So apparently, Ed Sheeran—the human acoustic guitar and cinnamon roll of the music world—has never headlined the Super Bowl Halftime Show. Shocking, right? The man who gave us romantic anthems and the soundtrack to every wedding since 2011? Never graced the big sporty stage. But plot twist: he was asked to tag along with someone else. Basically, they wanted him to be musical parsley on someone else’s Halftime plate.
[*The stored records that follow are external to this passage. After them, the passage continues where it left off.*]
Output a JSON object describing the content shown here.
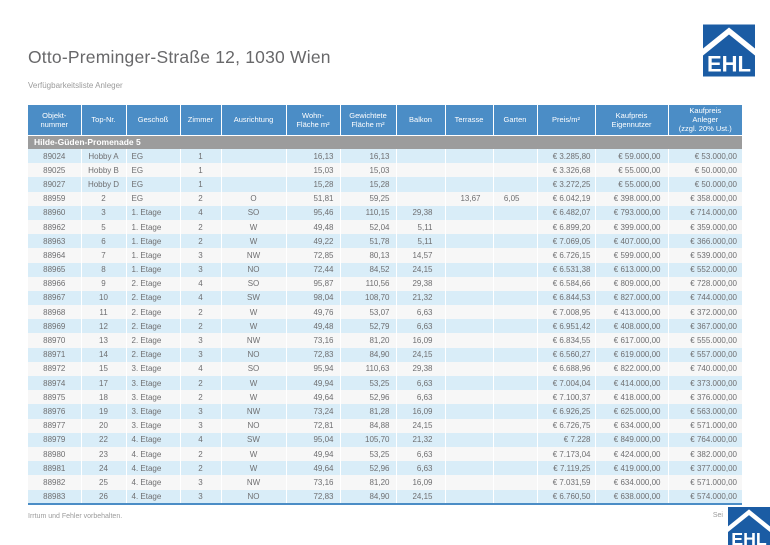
{
  "header": {
    "title": "Otto-Preminger-Straße 12, 1030 Wien",
    "subtitle": "Verfügbarkeitsliste Anleger"
  },
  "brand": {
    "logo_text": "EHL"
  },
  "colors": {
    "accent": "#4b8dc6",
    "row-alt": "#d9edf8",
    "row-plain": "#f7f7f7",
    "section-bg": "#9c9c9c",
    "text": "#6f6f71",
    "muted": "#9b9b9b",
    "logo-blue": "#1b5ca4"
  },
  "table": {
    "section": "Hilde-Güden-Promenade 5",
    "columns": [
      {
        "key": "objektnummer",
        "label": "Objekt-\nnummer"
      },
      {
        "key": "topnr",
        "label": "Top-Nr."
      },
      {
        "key": "geschoss",
        "label": "Geschoß"
      },
      {
        "key": "zimmer",
        "label": "Zimmer"
      },
      {
        "key": "ausrichtung",
        "label": "Ausrichtung"
      },
      {
        "key": "wohnflaeche",
        "label": "Wohn-\nFläche m²"
      },
      {
        "key": "gewichtete_flaeche",
        "label": "Gewichtete\nFläche m²"
      },
      {
        "key": "balkon",
        "label": "Balkon"
      },
      {
        "key": "terrasse",
        "label": "Terrasse"
      },
      {
        "key": "garten",
        "label": "Garten"
      },
      {
        "key": "preis_m2",
        "label": "Preis/m²"
      },
      {
        "key": "kaufpreis_eigennutzer",
        "label": "Kaufpreis\nEigennutzer"
      },
      {
        "key": "kaufpreis_anleger",
        "label": "Kaufpreis\nAnleger\n(zzgl. 20% Ust.)"
      }
    ],
    "rows": [
      [
        "89024",
        "Hobby A",
        "EG",
        "1",
        "",
        "16,13",
        "16,13",
        "",
        "",
        "",
        "€ 3.285,80",
        "€ 59.000,00",
        "€ 53.000,00"
      ],
      [
        "89025",
        "Hobby B",
        "EG",
        "1",
        "",
        "15,03",
        "15,03",
        "",
        "",
        "",
        "€ 3.326,68",
        "€ 55.000,00",
        "€ 50.000,00"
      ],
      [
        "89027",
        "Hobby D",
        "EG",
        "1",
        "",
        "15,28",
        "15,28",
        "",
        "",
        "",
        "€ 3.272,25",
        "€ 55.000,00",
        "€ 50.000,00"
      ],
      [
        "88959",
        "2",
        "EG",
        "2",
        "O",
        "51,81",
        "59,25",
        "",
        "13,67",
        "6,05",
        "€ 6.042,19",
        "€ 398.000,00",
        "€ 358.000,00"
      ],
      [
        "88960",
        "3",
        "1. Etage",
        "4",
        "SO",
        "95,46",
        "110,15",
        "29,38",
        "",
        "",
        "€ 6.482,07",
        "€ 793.000,00",
        "€ 714.000,00"
      ],
      [
        "88962",
        "5",
        "1. Etage",
        "2",
        "W",
        "49,48",
        "52,04",
        "5,11",
        "",
        "",
        "€ 6.899,20",
        "€ 399.000,00",
        "€ 359.000,00"
      ],
      [
        "88963",
        "6",
        "1. Etage",
        "2",
        "W",
        "49,22",
        "51,78",
        "5,11",
        "",
        "",
        "€ 7.069,05",
        "€ 407.000,00",
        "€ 366.000,00"
      ],
      [
        "88964",
        "7",
        "1. Etage",
        "3",
        "NW",
        "72,85",
        "80,13",
        "14,57",
        "",
        "",
        "€ 6.726,15",
        "€ 599.000,00",
        "€ 539.000,00"
      ],
      [
        "88965",
        "8",
        "1. Etage",
        "3",
        "NO",
        "72,44",
        "84,52",
        "24,15",
        "",
        "",
        "€ 6.531,38",
        "€ 613.000,00",
        "€ 552.000,00"
      ],
      [
        "88966",
        "9",
        "2. Etage",
        "4",
        "SO",
        "95,87",
        "110,56",
        "29,38",
        "",
        "",
        "€ 6.584,66",
        "€ 809.000,00",
        "€ 728.000,00"
      ],
      [
        "88967",
        "10",
        "2. Etage",
        "4",
        "SW",
        "98,04",
        "108,70",
        "21,32",
        "",
        "",
        "€ 6.844,53",
        "€ 827.000,00",
        "€ 744.000,00"
      ],
      [
        "88968",
        "11",
        "2. Etage",
        "2",
        "W",
        "49,76",
        "53,07",
        "6,63",
        "",
        "",
        "€ 7.008,95",
        "€ 413.000,00",
        "€ 372.000,00"
      ],
      [
        "88969",
        "12",
        "2. Etage",
        "2",
        "W",
        "49,48",
        "52,79",
        "6,63",
        "",
        "",
        "€ 6.951,42",
        "€ 408.000,00",
        "€ 367.000,00"
      ],
      [
        "88970",
        "13",
        "2. Etage",
        "3",
        "NW",
        "73,16",
        "81,20",
        "16,09",
        "",
        "",
        "€ 6.834,55",
        "€ 617.000,00",
        "€ 555.000,00"
      ],
      [
        "88971",
        "14",
        "2. Etage",
        "3",
        "NO",
        "72,83",
        "84,90",
        "24,15",
        "",
        "",
        "€ 6.560,27",
        "€ 619.000,00",
        "€ 557.000,00"
      ],
      [
        "88972",
        "15",
        "3. Etage",
        "4",
        "SO",
        "95,94",
        "110,63",
        "29,38",
        "",
        "",
        "€ 6.688,96",
        "€ 822.000,00",
        "€ 740.000,00"
      ],
      [
        "88974",
        "17",
        "3. Etage",
        "2",
        "W",
        "49,94",
        "53,25",
        "6,63",
        "",
        "",
        "€ 7.004,04",
        "€ 414.000,00",
        "€ 373.000,00"
      ],
      [
        "88975",
        "18",
        "3. Etage",
        "2",
        "W",
        "49,64",
        "52,96",
        "6,63",
        "",
        "",
        "€ 7.100,37",
        "€ 418.000,00",
        "€ 376.000,00"
      ],
      [
        "88976",
        "19",
        "3. Etage",
        "3",
        "NW",
        "73,24",
        "81,28",
        "16,09",
        "",
        "",
        "€ 6.926,25",
        "€ 625.000,00",
        "€ 563.000,00"
      ],
      [
        "88977",
        "20",
        "3. Etage",
        "3",
        "NO",
        "72,81",
        "84,88",
        "24,15",
        "",
        "",
        "€ 6.726,75",
        "€ 634.000,00",
        "€ 571.000,00"
      ],
      [
        "88979",
        "22",
        "4. Etage",
        "4",
        "SW",
        "95,04",
        "105,70",
        "21,32",
        "",
        "",
        "€ 7.228",
        "€ 849.000,00",
        "€ 764.000,00"
      ],
      [
        "88980",
        "23",
        "4. Etage",
        "2",
        "W",
        "49,94",
        "53,25",
        "6,63",
        "",
        "",
        "€ 7.173,04",
        "€ 424.000,00",
        "€ 382.000,00"
      ],
      [
        "88981",
        "24",
        "4. Etage",
        "2",
        "W",
        "49,64",
        "52,96",
        "6,63",
        "",
        "",
        "€ 7.119,25",
        "€ 419.000,00",
        "€ 377.000,00"
      ],
      [
        "88982",
        "25",
        "4. Etage",
        "3",
        "NW",
        "73,16",
        "81,20",
        "16,09",
        "",
        "",
        "€ 7.031,59",
        "€ 634.000,00",
        "€ 571.000,00"
      ],
      [
        "88983",
        "26",
        "4. Etage",
        "3",
        "NO",
        "72,83",
        "84,90",
        "24,15",
        "",
        "",
        "€ 6.760,50",
        "€ 638.000,00",
        "€ 574.000,00"
      ]
    ]
  },
  "footer": {
    "disclaimer": "Irrtum und Fehler vorbehalten.",
    "page_label": "Sei"
  }
}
In the latest episode of “Call Her Daddy,” Ed sat down with host Alex Cooper to spill the lukewarm tea. When asked if he’d ever been asked to headline, Ed was like, “There was a convo like, ten years ago about maybe joining someone else’s set.” (Translation: he was invited to stand awkwardly in the background while someone more bedazzled danced around.)
But when it comes to headlining solo? Ed said nah. And not just any “nah.” A British nah. Like the kind of polite “no” that’s actually code for, “I’d rather eat a crumpet in a thunderstorm.”
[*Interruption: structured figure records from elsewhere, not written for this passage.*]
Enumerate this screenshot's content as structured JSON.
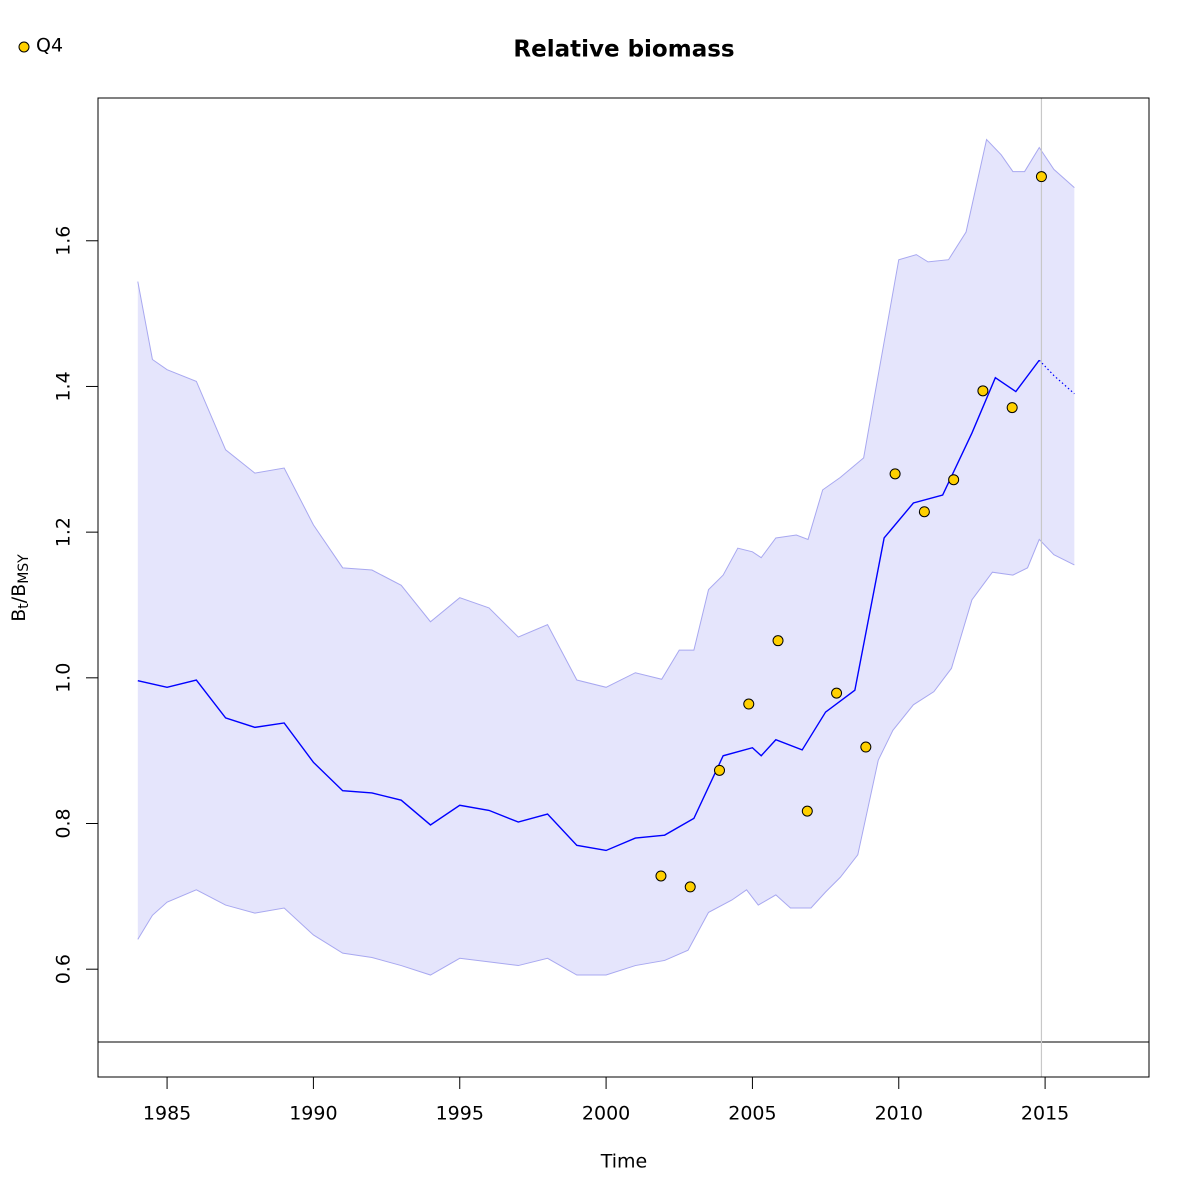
{
  "chart_data": {
    "type": "band-line",
    "title": "Relative biomass",
    "xlabel": "Time",
    "ylabel": [
      "B",
      "t",
      "/B",
      "MSY"
    ],
    "legend": {
      "name": "Q4",
      "color": "#ffd000",
      "corner": "top-left"
    },
    "xlim": [
      1982.64,
      2018.55
    ],
    "ylim": [
      0.452,
      1.796
    ],
    "xticks": [
      1985,
      1990,
      1995,
      2000,
      2005,
      2010,
      2015
    ],
    "yticks": [
      0.6,
      0.8,
      {
        "value": 1,
        "label": "1.0"
      },
      1.2,
      1.4,
      1.6
    ],
    "hline": 0.5,
    "vline": 2014.875,
    "band_color": "#e5e5fc",
    "band_edge_color": "#a8a8f0",
    "line_color": "#0000ff",
    "upper": {
      "x": [
        1984,
        1984.5,
        1985,
        1986,
        1987,
        1988,
        1989,
        1990,
        1991,
        1992,
        1993,
        1994,
        1995,
        1996,
        1997,
        1998,
        1999,
        2000,
        2001,
        2001.9,
        2002.5,
        2003,
        2003.5,
        2004,
        2004.5,
        2005,
        2005.3,
        2005.8,
        2006.5,
        2006.9,
        2007.4,
        2008,
        2008.8,
        2009.3,
        2010,
        2010.6,
        2011,
        2011.7,
        2012.3,
        2013,
        2013.5,
        2013.9,
        2014.3,
        2014.8,
        2015.3,
        2016
      ],
      "values": [
        1.544,
        1.437,
        1.423,
        1.407,
        1.313,
        1.281,
        1.288,
        1.21,
        1.151,
        1.148,
        1.127,
        1.077,
        1.11,
        1.096,
        1.056,
        1.073,
        0.997,
        0.987,
        1.007,
        0.998,
        1.038,
        1.038,
        1.121,
        1.141,
        1.178,
        1.173,
        1.165,
        1.192,
        1.196,
        1.19,
        1.258,
        1.275,
        1.302,
        1.416,
        1.574,
        1.581,
        1.571,
        1.574,
        1.612,
        1.739,
        1.718,
        1.695,
        1.695,
        1.728,
        1.698,
        1.673
      ]
    },
    "lower": {
      "x": [
        1984,
        1984.5,
        1985,
        1986,
        1987,
        1988,
        1989,
        1990,
        1991,
        1992,
        1993,
        1994,
        1995,
        1996,
        1997,
        1998,
        1999,
        2000,
        2001,
        2002,
        2002.8,
        2003.5,
        2004.3,
        2004.8,
        2005.2,
        2005.8,
        2006.3,
        2007,
        2007.5,
        2008,
        2008.6,
        2009.3,
        2009.8,
        2010.5,
        2011.2,
        2011.8,
        2012.5,
        2013.2,
        2013.9,
        2014.4,
        2014.8,
        2015.3,
        2016
      ],
      "values": [
        0.641,
        0.674,
        0.692,
        0.709,
        0.688,
        0.677,
        0.684,
        0.647,
        0.622,
        0.616,
        0.605,
        0.592,
        0.615,
        0.61,
        0.605,
        0.615,
        0.592,
        0.592,
        0.605,
        0.612,
        0.626,
        0.678,
        0.695,
        0.709,
        0.688,
        0.702,
        0.684,
        0.684,
        0.706,
        0.726,
        0.757,
        0.887,
        0.928,
        0.963,
        0.981,
        1.013,
        1.107,
        1.145,
        1.141,
        1.151,
        1.19,
        1.169,
        1.155
      ]
    },
    "estimate": {
      "x": [
        1984,
        1985,
        1986,
        1987,
        1988,
        1989,
        1990,
        1991,
        1992,
        1993,
        1994,
        1995,
        1996,
        1997,
        1998,
        1999,
        2000,
        2001,
        2002,
        2003,
        2004,
        2005,
        2005.3,
        2005.8,
        2006.7,
        2007.5,
        2008.5,
        2009.5,
        2010.5,
        2011.5,
        2012.5,
        2013.3,
        2014,
        2014.8
      ],
      "values": [
        0.996,
        0.987,
        0.997,
        0.945,
        0.932,
        0.938,
        0.884,
        0.845,
        0.842,
        0.832,
        0.798,
        0.825,
        0.818,
        0.802,
        0.813,
        0.77,
        0.763,
        0.78,
        0.784,
        0.807,
        0.893,
        0.904,
        0.893,
        0.915,
        0.901,
        0.953,
        0.983,
        1.192,
        1.24,
        1.251,
        1.336,
        1.412,
        1.393,
        1.436
      ]
    },
    "forecast": {
      "x": [
        2014.8,
        2015.3,
        2016
      ],
      "values": [
        1.436,
        1.415,
        1.39
      ]
    },
    "observations": {
      "x": [
        2001.875,
        2002.875,
        2003.875,
        2004.875,
        2005.875,
        2006.875,
        2007.875,
        2008.875,
        2009.875,
        2010.875,
        2011.875,
        2012.875,
        2013.875,
        2014.875
      ],
      "values": [
        0.728,
        0.713,
        0.873,
        0.964,
        1.051,
        0.817,
        0.979,
        0.905,
        1.28,
        1.228,
        1.272,
        1.394,
        1.371,
        1.688
      ]
    }
  }
}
“I just don’t think people wanna see me walk out and be like, ‘Here’s ‘The A Team’… and now for some sad love songs,’” Ed basically said, imagining himself serenading 70,000 hyped-up nacho-fueled football fans with a ballad about heartbreak and heroin.
He admitted that some English artists could probably pull it off—cough Elton John in a glittery cape cough—but he’s not that guy. Ed’s vibe is more “cozy campfire sing-along,” not “pyrotechnics and backup dancers dressed as giant footballs.”
And honestly? Respect. We don’t need Ed Sheeran trying to twerk mid-guitar solo while lasers shoot out of his acoustic. Let him stay in his lane: writing songs that make you cry in your car.